Há assuntos que afligem a sua geração. “A crise da habitação é preocupante, há muitos jovens que não conseguem ter uma casa, por muito pequena que seja, com o salário que auferem em início de carreira ou com trabalhos em part-time”, observa. “Gostava que os políticos apoiassem mais os jovens, ajudassem nos preços da habitação, nas rendas, na alimentação. É difícil ter estabilidade financeira.” Maria sabe que escolher o próximo Governo é uma grande responsabilidade e as expectativas são altas. “Votar é importante, é um direito de todos.” Ela sabe que as mulheres não podiam votar antes do 25 de Abril. Uma luta, uma conquista. “Ainda há caminho por fazer para que as mulheres tenham mais visibilidade e não sejam descredibilizadas.”

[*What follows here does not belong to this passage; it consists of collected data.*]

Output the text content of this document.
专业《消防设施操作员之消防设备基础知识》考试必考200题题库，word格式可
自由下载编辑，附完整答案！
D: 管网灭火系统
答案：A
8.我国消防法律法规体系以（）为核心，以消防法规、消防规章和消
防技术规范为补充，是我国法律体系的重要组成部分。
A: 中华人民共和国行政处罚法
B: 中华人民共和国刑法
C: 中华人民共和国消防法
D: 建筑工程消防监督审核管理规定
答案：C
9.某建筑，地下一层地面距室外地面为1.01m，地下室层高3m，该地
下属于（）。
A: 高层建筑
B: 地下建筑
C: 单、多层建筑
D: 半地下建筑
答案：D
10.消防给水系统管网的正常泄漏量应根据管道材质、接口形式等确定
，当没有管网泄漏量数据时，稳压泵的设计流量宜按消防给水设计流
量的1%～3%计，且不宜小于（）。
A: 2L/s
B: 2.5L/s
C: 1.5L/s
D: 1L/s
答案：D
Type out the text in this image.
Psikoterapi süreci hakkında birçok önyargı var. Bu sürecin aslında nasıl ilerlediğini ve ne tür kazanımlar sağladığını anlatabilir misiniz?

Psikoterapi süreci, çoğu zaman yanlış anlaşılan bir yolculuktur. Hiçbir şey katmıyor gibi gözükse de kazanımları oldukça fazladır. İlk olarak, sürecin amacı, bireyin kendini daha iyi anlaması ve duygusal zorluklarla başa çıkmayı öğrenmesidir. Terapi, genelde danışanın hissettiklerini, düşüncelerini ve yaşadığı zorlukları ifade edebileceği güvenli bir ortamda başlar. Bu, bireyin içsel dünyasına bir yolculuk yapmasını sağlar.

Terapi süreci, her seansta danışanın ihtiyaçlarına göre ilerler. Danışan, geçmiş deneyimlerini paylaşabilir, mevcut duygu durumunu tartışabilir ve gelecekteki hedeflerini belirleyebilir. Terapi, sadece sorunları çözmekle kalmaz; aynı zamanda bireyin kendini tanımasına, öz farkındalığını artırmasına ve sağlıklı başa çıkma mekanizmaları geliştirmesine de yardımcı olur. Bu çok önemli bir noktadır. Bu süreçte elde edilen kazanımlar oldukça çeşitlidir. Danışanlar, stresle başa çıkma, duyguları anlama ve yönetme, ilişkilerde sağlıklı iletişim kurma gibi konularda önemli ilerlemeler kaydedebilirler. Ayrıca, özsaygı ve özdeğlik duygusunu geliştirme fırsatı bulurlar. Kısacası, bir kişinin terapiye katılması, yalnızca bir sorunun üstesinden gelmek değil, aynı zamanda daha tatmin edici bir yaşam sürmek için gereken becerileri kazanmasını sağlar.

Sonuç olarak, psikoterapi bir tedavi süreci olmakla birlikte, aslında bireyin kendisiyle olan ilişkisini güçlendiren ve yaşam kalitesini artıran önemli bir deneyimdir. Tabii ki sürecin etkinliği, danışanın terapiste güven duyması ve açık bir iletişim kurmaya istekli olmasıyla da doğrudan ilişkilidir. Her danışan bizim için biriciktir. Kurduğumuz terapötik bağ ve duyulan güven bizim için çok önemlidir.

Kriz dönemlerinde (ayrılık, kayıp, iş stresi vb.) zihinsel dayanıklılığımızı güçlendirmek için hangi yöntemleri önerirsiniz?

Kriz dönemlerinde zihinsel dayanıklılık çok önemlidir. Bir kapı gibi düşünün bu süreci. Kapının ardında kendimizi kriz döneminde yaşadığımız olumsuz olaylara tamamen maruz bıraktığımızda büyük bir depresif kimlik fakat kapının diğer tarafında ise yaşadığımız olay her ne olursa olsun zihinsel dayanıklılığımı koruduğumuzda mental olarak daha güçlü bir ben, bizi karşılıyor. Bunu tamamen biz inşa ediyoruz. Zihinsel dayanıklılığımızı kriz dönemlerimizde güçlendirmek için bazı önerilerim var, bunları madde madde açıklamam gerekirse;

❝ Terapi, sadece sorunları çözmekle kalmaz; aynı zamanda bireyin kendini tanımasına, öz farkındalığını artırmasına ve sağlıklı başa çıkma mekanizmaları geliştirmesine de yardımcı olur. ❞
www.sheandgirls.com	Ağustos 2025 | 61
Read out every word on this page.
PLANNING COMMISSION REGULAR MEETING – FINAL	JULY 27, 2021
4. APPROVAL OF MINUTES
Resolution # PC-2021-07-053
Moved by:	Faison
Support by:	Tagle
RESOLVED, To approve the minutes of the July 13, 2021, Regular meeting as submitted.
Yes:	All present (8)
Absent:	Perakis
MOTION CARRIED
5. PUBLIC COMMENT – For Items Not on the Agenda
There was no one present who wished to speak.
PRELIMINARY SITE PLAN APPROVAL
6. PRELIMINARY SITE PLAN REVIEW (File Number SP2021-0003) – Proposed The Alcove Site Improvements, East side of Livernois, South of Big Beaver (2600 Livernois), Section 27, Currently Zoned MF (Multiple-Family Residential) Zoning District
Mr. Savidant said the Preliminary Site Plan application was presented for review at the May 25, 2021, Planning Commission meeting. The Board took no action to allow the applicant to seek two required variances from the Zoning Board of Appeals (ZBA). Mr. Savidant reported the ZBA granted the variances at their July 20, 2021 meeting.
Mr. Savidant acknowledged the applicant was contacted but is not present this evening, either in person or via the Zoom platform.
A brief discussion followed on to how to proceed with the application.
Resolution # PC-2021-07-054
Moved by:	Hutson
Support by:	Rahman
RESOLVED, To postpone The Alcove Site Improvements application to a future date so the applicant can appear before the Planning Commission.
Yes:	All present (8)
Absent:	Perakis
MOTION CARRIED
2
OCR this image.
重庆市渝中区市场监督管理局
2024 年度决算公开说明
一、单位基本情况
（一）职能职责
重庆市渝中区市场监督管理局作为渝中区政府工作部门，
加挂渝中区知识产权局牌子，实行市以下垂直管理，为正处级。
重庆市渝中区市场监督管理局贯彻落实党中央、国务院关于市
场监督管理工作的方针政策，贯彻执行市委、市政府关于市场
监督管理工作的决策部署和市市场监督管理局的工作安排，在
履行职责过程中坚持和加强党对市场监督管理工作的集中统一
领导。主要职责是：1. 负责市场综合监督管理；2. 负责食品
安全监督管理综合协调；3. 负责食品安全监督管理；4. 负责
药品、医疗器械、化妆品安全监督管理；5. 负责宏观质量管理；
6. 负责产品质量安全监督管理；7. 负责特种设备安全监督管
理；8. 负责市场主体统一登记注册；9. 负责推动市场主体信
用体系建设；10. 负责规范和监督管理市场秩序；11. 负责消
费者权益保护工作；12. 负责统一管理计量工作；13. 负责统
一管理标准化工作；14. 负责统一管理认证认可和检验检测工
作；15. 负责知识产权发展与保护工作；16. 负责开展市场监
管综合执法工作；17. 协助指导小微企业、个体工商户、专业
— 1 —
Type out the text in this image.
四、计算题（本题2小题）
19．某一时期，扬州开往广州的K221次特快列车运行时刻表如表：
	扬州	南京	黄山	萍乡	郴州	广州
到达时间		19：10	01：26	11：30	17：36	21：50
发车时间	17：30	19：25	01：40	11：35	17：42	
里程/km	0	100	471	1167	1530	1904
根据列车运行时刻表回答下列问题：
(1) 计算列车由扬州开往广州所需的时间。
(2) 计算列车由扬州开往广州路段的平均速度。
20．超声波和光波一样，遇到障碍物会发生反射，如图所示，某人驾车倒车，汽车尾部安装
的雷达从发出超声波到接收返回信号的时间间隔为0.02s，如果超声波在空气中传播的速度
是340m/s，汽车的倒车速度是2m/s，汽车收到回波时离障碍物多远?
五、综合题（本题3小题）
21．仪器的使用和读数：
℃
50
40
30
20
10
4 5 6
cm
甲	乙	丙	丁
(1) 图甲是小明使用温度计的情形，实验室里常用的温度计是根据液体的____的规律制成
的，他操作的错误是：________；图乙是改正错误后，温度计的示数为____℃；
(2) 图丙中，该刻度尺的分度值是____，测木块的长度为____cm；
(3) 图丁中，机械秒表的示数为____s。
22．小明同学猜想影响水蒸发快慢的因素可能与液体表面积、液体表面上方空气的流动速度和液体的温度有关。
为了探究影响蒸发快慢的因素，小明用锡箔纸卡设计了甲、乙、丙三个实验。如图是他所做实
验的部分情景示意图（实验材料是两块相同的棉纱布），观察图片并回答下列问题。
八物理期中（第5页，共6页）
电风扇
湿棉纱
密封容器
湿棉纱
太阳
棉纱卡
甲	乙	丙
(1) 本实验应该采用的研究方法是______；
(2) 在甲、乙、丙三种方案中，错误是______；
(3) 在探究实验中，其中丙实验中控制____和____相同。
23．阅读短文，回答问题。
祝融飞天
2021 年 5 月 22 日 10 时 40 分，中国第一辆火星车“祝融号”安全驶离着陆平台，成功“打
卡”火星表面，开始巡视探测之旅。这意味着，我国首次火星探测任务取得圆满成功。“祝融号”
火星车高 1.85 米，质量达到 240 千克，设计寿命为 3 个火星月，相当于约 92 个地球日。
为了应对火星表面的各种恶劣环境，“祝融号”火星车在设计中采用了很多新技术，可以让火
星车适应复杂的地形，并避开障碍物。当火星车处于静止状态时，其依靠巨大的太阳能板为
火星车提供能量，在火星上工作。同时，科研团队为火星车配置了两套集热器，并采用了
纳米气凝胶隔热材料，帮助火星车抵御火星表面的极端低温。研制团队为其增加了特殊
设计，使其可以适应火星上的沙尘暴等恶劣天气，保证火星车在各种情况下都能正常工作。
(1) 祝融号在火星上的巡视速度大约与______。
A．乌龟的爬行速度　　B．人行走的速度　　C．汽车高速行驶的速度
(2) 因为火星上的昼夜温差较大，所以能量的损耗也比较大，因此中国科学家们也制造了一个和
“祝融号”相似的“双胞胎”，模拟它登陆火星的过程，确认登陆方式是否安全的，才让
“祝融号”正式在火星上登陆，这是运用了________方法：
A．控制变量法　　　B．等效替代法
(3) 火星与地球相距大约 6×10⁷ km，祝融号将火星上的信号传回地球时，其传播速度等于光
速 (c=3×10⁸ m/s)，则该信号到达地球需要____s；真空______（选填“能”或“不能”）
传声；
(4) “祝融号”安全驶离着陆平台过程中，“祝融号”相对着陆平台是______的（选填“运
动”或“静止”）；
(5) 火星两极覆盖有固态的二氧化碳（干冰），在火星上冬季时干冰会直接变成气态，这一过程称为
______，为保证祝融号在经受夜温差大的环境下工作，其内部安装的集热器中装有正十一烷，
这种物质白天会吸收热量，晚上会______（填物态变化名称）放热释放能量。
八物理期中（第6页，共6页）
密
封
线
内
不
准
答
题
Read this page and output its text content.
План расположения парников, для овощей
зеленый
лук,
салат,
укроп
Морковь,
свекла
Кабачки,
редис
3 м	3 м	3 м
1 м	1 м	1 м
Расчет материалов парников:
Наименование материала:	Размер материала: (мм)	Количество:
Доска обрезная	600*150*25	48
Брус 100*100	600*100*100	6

Inês Lopes sabe o esforço das mulheres pelo voto. “Há direitos que temos como garantidos e que voltam a estar ameaçados, uma coisa pequena pode alastrar para uma coisa maior. Há ameaças à democracia em Portugal e na Europa.” Tem 18 anos, é de Santa Maria da Feira, está no primeiro ano de Relações Internacionais da Faculdade de Economia da Universidade de Coimbra. O tempo tem sido curto, época de exames, curso intensivo de Francês, reviu alguns debates, esteve atenta às redes sociais. Vota hoje pela primeira vez na escola onde fez o 1.° ciclo. “É um momento muito importante. É um direito e é um dever. Não votar não é solução, não exercer este direito é desvalorizar a luta de todos os que lutaram para que o pudéssemos fazer”, diz num fôlego.
O voto útil mereceu-lhe bastante reflexão, Inês não quer desperdiçar o seu, pensou bem, arrumou as ideias. “Não me sinto representada por nenhum partido, com o qual me identifique a 100 ou a 90%.” Mesmo com discursos tão extremados, votar em consciência é fundamental, avisa. “Um voto faz a diferença. Não votar é deixar que os outros decidam o teu futuro por ti.”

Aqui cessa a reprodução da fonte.